Conforme iba disminuyendo el tamaño de la canastilla, aumentaba groseramente el perímetro abdominal del lobo que ya no sabía cómo explicarle a Caperucita que no deseaba seguir comiendo.
-Piensa en tu pobrecita abuelita Caperucita… -argumentó el lobo- A este paso no le va a quedar nada y yo ya estoy satisfecho, de verdad…creo que he comido por toda la semana.
-No te preocupes por mi abuelita que Dios proveerá. Siempre aparecerá algo que llevarse a los dientes y tú tienes que alimentarte bien, que no es fácil sobrevivir en el bosque.
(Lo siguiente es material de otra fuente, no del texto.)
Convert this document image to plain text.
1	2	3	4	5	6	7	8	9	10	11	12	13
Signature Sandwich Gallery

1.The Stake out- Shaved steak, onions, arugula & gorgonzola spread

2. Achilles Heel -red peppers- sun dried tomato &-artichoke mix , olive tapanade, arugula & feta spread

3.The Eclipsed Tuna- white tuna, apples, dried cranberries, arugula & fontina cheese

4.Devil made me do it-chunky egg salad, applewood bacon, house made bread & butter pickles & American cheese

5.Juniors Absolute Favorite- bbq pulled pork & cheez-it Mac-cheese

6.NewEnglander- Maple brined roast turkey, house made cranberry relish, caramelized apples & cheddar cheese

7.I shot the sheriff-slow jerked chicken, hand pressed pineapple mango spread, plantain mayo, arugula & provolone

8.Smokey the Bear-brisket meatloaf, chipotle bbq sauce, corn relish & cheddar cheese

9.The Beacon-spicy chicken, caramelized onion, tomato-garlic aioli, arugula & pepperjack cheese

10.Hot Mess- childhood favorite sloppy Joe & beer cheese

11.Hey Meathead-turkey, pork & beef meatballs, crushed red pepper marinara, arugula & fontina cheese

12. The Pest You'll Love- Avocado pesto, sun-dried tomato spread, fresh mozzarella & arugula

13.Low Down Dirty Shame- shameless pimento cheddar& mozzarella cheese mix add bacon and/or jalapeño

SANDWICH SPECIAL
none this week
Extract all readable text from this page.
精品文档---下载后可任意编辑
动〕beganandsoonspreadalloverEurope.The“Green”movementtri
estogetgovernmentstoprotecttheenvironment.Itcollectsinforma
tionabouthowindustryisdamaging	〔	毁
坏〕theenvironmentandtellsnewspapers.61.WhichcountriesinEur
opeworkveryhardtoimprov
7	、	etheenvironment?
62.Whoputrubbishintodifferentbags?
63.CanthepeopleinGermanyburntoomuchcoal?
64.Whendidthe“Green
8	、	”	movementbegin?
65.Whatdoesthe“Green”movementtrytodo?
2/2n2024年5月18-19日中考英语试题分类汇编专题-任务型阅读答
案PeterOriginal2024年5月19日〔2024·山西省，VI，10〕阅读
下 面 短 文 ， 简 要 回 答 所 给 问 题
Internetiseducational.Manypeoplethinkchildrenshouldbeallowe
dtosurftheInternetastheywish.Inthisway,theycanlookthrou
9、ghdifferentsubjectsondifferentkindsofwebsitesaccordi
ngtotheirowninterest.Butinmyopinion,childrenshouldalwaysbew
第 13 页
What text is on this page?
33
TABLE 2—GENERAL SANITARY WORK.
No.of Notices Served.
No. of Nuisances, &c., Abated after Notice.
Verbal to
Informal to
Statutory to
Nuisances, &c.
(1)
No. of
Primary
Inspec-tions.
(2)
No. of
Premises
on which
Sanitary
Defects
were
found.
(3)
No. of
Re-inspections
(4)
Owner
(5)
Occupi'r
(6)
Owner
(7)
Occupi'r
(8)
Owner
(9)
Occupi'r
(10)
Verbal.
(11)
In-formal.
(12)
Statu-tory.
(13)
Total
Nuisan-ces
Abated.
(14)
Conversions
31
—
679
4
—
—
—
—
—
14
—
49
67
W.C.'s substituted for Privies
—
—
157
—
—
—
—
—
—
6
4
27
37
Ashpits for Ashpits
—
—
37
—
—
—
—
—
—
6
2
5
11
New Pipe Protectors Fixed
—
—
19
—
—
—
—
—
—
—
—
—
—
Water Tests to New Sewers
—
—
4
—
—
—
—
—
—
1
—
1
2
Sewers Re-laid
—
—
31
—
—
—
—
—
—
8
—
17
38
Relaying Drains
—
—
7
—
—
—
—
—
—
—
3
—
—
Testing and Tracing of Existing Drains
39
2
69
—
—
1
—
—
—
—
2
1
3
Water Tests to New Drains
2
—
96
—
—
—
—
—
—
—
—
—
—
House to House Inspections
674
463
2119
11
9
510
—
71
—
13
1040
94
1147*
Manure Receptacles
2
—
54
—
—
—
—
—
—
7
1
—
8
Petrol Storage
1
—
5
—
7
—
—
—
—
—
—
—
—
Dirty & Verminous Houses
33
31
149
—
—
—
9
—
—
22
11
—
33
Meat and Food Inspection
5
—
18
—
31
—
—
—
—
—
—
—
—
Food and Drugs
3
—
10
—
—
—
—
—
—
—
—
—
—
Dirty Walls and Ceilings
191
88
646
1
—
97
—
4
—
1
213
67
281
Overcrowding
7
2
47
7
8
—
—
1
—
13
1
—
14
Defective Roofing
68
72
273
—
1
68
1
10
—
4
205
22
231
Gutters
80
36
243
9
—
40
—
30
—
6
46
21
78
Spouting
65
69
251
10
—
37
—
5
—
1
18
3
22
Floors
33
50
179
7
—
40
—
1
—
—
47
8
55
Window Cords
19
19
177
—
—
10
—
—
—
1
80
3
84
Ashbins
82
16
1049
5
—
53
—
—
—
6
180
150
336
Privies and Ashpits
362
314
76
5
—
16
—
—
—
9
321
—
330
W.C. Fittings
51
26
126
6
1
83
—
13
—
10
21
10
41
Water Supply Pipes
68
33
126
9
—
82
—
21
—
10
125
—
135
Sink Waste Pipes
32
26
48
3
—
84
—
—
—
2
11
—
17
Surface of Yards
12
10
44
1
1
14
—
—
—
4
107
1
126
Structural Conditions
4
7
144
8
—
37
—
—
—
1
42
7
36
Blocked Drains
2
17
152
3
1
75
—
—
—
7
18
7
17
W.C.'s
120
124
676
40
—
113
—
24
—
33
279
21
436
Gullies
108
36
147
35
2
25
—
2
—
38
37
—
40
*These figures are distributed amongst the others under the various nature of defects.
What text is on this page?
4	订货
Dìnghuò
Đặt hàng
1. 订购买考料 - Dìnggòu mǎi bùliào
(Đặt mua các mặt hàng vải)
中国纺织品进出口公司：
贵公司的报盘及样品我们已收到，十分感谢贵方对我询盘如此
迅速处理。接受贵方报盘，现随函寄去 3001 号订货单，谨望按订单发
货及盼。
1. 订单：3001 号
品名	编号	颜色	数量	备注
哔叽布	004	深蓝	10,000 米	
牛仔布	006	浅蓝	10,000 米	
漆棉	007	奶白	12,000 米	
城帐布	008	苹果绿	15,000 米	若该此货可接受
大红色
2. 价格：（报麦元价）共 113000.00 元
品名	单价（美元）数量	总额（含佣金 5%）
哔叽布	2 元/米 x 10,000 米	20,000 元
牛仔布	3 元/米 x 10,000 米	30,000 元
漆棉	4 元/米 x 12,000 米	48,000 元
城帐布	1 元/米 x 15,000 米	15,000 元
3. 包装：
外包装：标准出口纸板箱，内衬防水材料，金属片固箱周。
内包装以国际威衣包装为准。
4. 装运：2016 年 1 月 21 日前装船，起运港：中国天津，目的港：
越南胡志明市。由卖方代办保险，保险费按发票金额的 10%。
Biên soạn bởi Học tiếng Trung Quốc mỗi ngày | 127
Vamos, prueba estos deliciosos tacos de jamón serrano… y estas croquetas de bacalao… y estas patatas fritas…
El lobo, al borde del colapso, aún siguió complaciendo a Caperucita y dando cuenta de un plato de callos, otro de habas y uno más de lentejas.
-¿Es que esa canastilla es inagotable? -se extrañó el lobo- mientras a duras penas terminaba de engullir una morcilla.
-¿Y para que tienes esos dientes tan largos? -mostró sonriente Caperucita el infalible postre del festín- Estas trufas se deshacen solas en las fauces… Son riquísimas.
-Pero tú que pretendías… ¿reventar a tu abuelita? -preguntó el lobo rechazando las trufas- Lo siento Caperucita…pero ya no puedo más. Si al menos tuviera agua para mejor acomodar la ingesta en mi estómago. Creo que soy yo el que va a reventar.
-¿Agua? ¿Quién dice agua? ¡Vino es lo que tengo!
Y dicho y hecho, Caperucita extrajo de la canastilla una botella de vino que el lobo se bebió sin respirar.
Cuando hubo terminado, el lobo feroz, luego de eructar sobre el mantel, puso sus ojos en blanco y cayó redondo al suelo, inconsciente, para nunca volver a levantarse.
Como pudo, Caperucita recogió el mantel, guardó las trufas en la canastilla junto a las flores que había ido recogiendo, y arrastró al lobo por el rabo hasta la casa de su abuelita.
Cuando la abuelita vio llegar a Caperucita salió feliz a su encuentro.
-¡Niña… cuanto has tardado!
-Pero valió la pena. -abrazó Caperucita a su abuelita- Mira lo que te traigo.
-Dos horas más tarde, luego de que hubieran asado al lobo en puya, Caperucita y su abuelita, entre risas y cuentos, disfrutaron de un suculento banquete al que no le faltó el detalle de las trufas.
-Por un momento temí que también nos dejara sin postre -reconoció Caperucita- aunque no hay nada mejor que un buen lobo relleno.
-Vas a ver que pronto viene otro al bosque -contestó la abuelita mientras se las ingeniaba para masticar sin dientes una pata del lobo"
Moraleja: en ocasiones aquellas personas que creemos que son las buenas (porque nos lo han dicho) en realidad son las malas y, encima, las más perversas.